Share

Karakter Baru

Renata memperhatikan laki-laki itu dari atas sampai bawah. Ia manis dan tidak begitu asing.

 “Kamu siapa?” Tanya Renata bingung.

Penampilan laki-laki itu begitu sederhana, ia hanya memakai kaos polos, celana pendek, serta sandal jepit di kakinya. 

Bukannya menjawab pertanyaannya, laki-laki itu malah duduk di sampingnya, kemudian tersenyum sambil memandang laut biru yang terbentang luas di depan mereka.

“Udah puas nangisnya?” Tanyanya.

"Ya. Kamu siapa?” Ulangnya.

“Entahlah, aku juga nggak tahu,” jawabnya kini memandan Renata teduh.

Renata memandang laki-laki itu lama sebelum ia kembali bertanya dengan tatapan menyelidik. “Kamu ngapain disini?”

“Karena kamu menginginkan aku berada disini, Renata.” Jawabnya lembut.

“Tunggu, darimana kamu tahu namaku?
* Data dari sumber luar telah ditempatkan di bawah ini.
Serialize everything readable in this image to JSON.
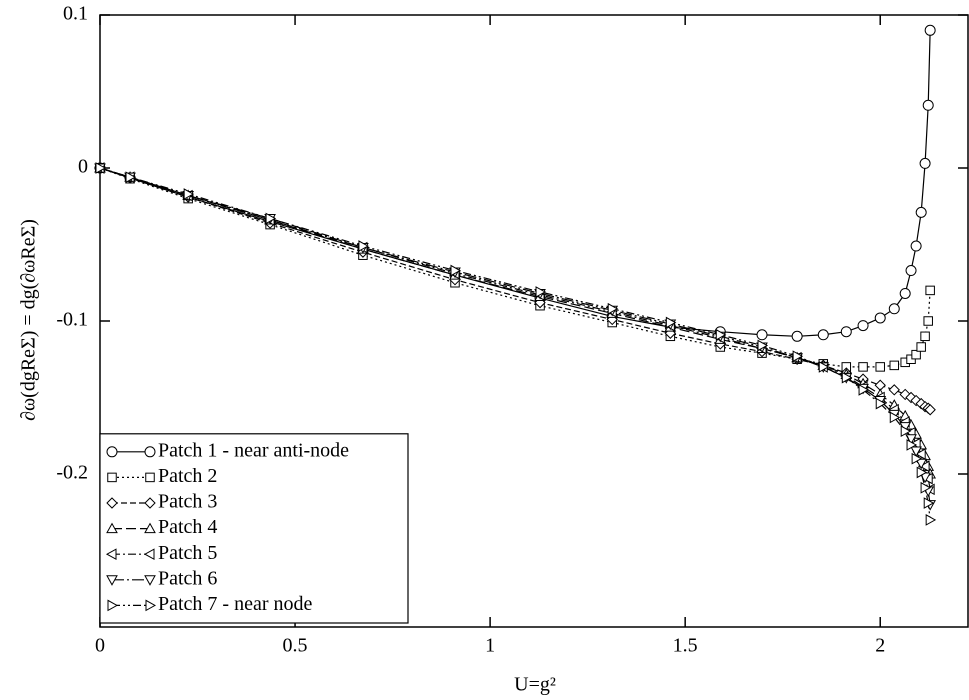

Dan jika aku tidak menginginkanmu disini, apa kamu akan menghilang sekarang?” Tanya Renata lagi.

“Coba aja, kita nggak pernah tahu” Laki-laki itu mengangkat sedikit bahunya.

Renata menatap laki-laki itu lama menimbang-nimbang apa ia akan mengenyahkannya dari mimpi malam ini, atau membiarkannya saja.

“Kamu tidak mau kan?” Laki-laki itu tersenyum dengan lesung pipi yang membuatnya terlihat semakin manis.

Gadis itu hanya mendengus pelan, “sok tahu!”

“Nikmati saja. Aku sudah menunggu waktu yang lama untuk bisa berbicara denganmu.”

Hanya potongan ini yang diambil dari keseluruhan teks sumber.